Defendant’s September 25, 2003 denial of claim form indicates that defendant’s denial of plaintiff’s claims was not timely made within the 30-day statutory period within which it was required to pay or deny the claims (11 NYCRR 65-3.8 [c]). We note that the record also contains denial of claim forms dated January 27, 2003 and January 28, 2003. However, they are fatally defective and of no import since these forms omitted numerous items of requested information, and were thus incomplete (Nyack Hosp. v Metropolitan Prop. & Cas. Ins. Co., 16 AD3d 564 [2005]; Nyack Hosp. v State Farm Mut. Auto. Ins. Co., 11 AD3d 664 [2004]). Furthermore, defendant’s documentary submissions are insufficient to establish proper mailing either of said denial of claim forms or the independent medical examination notices upon which the denials were based (see Hospital for Joint Diseases v Nationwide Mut. Ins. Co., 284 AD2d 374 [2001]; Contemp. Med. Diag. & Treatment, P.C. v Government Empls. Ins. Co., 6 Misc 3d 137[A], 2005 NY Slip Op 50254[U] [App Term, 2d & 11th Jud Dists 2005]).

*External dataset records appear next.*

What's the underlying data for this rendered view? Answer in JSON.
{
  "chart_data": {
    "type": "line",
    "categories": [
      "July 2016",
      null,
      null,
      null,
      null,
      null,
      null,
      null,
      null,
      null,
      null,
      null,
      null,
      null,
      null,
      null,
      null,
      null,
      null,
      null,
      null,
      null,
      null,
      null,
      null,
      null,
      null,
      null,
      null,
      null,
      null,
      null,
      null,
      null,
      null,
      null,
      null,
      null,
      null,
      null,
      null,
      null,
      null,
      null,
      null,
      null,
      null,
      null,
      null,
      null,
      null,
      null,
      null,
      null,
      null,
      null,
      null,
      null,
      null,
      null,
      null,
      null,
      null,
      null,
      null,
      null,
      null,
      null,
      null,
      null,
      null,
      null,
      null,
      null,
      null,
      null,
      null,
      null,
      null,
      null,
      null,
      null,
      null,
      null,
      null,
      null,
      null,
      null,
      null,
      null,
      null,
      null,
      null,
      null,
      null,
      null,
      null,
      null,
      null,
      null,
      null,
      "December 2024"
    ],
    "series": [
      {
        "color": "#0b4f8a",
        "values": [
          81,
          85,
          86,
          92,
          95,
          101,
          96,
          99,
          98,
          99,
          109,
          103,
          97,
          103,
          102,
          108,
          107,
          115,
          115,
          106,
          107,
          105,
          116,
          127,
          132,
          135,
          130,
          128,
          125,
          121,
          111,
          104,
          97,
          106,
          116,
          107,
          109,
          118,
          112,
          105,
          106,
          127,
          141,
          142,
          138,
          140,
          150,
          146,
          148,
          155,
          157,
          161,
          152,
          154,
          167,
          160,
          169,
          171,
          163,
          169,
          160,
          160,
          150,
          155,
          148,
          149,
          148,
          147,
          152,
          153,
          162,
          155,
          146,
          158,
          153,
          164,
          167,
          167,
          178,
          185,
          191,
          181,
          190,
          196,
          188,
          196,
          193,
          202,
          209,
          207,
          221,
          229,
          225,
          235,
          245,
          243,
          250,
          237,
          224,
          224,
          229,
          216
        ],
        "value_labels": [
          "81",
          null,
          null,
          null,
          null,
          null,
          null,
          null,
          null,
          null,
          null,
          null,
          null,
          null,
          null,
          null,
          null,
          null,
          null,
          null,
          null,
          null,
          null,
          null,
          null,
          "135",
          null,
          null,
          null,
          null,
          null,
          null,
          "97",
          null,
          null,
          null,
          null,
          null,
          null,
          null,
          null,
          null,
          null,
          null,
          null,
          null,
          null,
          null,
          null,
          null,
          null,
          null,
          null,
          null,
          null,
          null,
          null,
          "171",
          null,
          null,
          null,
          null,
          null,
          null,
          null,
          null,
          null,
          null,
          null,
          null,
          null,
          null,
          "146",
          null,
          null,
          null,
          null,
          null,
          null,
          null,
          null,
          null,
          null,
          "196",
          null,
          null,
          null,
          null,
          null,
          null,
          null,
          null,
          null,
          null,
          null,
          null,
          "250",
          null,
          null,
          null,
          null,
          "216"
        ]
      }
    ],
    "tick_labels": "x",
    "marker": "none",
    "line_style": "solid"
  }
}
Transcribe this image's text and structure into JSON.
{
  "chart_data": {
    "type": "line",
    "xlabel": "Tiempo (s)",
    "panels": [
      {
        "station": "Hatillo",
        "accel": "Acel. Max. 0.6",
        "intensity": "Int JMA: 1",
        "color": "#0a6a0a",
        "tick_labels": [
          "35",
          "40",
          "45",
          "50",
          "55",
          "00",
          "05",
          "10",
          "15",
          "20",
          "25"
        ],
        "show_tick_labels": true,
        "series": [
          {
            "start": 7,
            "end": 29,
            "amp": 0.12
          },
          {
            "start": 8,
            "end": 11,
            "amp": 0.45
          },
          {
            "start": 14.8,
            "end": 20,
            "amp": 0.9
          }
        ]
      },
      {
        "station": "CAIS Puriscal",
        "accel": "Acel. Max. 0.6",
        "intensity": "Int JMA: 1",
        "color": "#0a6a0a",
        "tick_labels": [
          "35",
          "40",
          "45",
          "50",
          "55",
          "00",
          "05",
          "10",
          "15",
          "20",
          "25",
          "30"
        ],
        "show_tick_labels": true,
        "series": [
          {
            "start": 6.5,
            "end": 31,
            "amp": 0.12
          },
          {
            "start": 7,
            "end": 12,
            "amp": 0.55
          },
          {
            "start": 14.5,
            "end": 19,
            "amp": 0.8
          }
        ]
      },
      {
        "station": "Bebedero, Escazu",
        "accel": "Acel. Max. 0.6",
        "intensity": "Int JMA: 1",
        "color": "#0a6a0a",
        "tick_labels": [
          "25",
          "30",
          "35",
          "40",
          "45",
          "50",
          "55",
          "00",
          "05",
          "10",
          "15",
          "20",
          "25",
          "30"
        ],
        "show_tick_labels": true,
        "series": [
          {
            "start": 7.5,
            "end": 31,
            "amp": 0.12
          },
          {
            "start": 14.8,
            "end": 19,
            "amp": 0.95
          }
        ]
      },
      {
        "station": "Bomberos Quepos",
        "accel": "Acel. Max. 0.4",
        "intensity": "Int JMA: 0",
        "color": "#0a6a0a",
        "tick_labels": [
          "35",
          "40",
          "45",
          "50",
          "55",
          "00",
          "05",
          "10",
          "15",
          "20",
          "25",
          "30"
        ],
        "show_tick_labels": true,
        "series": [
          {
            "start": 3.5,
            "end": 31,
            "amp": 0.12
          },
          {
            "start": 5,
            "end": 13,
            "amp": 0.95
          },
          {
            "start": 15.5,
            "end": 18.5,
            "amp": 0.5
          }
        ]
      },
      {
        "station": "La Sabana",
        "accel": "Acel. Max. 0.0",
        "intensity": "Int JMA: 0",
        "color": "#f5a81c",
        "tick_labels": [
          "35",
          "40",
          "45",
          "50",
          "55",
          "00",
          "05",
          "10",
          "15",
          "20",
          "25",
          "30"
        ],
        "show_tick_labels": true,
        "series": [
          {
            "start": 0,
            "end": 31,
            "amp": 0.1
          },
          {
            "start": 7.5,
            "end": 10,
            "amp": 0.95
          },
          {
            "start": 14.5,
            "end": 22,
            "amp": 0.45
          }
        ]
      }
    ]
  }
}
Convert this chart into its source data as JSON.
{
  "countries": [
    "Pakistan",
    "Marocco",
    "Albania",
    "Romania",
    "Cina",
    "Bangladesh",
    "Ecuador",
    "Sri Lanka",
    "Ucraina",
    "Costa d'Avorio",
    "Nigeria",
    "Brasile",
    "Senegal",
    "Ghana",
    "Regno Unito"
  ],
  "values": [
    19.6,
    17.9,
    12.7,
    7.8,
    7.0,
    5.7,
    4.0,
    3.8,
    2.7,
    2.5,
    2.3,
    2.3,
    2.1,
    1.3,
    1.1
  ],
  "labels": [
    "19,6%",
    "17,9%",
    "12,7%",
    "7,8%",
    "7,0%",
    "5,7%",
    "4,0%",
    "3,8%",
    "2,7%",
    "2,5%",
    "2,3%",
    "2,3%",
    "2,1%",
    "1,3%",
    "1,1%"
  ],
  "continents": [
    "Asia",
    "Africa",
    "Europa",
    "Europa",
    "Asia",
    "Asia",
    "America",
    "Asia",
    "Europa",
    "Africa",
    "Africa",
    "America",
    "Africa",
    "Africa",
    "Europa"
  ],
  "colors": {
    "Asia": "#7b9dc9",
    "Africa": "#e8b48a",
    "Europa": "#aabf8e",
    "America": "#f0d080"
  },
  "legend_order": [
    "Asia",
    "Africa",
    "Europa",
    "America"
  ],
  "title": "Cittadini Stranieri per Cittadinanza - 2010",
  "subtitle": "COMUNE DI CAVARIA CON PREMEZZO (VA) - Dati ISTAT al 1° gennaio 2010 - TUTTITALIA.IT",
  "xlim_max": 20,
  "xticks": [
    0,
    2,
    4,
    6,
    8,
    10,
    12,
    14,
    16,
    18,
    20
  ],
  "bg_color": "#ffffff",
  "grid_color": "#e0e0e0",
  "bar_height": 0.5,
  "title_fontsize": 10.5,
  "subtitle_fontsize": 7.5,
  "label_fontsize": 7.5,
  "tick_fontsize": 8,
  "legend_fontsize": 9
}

Accordingly, defendant is precluded from raising most defenses (see Presbyterian Hosp. in City of N.Y. v Maryland Cas. Co., 90 NY2d 274, 282 [1997]), including its defense of excessive or unnecessary treatment (see Central Gen. Hosp. v Chubb Group of Ins. Cos., 90 NY2d 195, 199 [1997]; Mount Sinai Hosp. v Triboro Coach, 263 AD2d 11 [1999]). Defendant has failed to submit proof in admissible form in support of its defense of fraud and/or misrepresentation (see A.B. Med. Servs. PLLC v State-Wide Ins. Co., 7 Misc 3d 136[A], 2005 NY Slip Op 50785[U] [App Term, 2d & 11th Jud Dists 2005]). In any event, the unsworn investigative reports indicate that defendant’s claim of fraud is, in essence, premised on fraudulent billing or excessive medical treatment, forms of “provider fraud” which are defenses subject to the 30-day preclusion remedy (Fair Price Med. Supply Corp. v Travelers Indem. Co., 9 Misc 3d 76 [App{**11 Misc 3d at 32} Term, 2d & 11th Jud Dists 2005]; see Central Gen. Hosp., 90 NY2d at 199; Presbyterian Hosp. in City of N.Y. v Maryland Cas. Co., 90 NY2d at 285; Melbourne Med., P.C. v Utica Mut. Ins. Co., 4 [*3]Misc 3d 92 [App Term, 2d & 11th Jud Dists 2004]; cf. State Farm Mut. Auto. Ins. Co. v Mallela, 4 NY3d 313 [2005]).
Accordingly, summary judgment is granted in favor of plaintiff and the matter remanded to the court below for the calculation of statutory interest and an assessment of attorney’s fees pursuant to Insurance Law § 5106 (a) and the regulations promulgated thereunder.
Pesce, P.J., Weston Patterson and Belen, JJ., concur.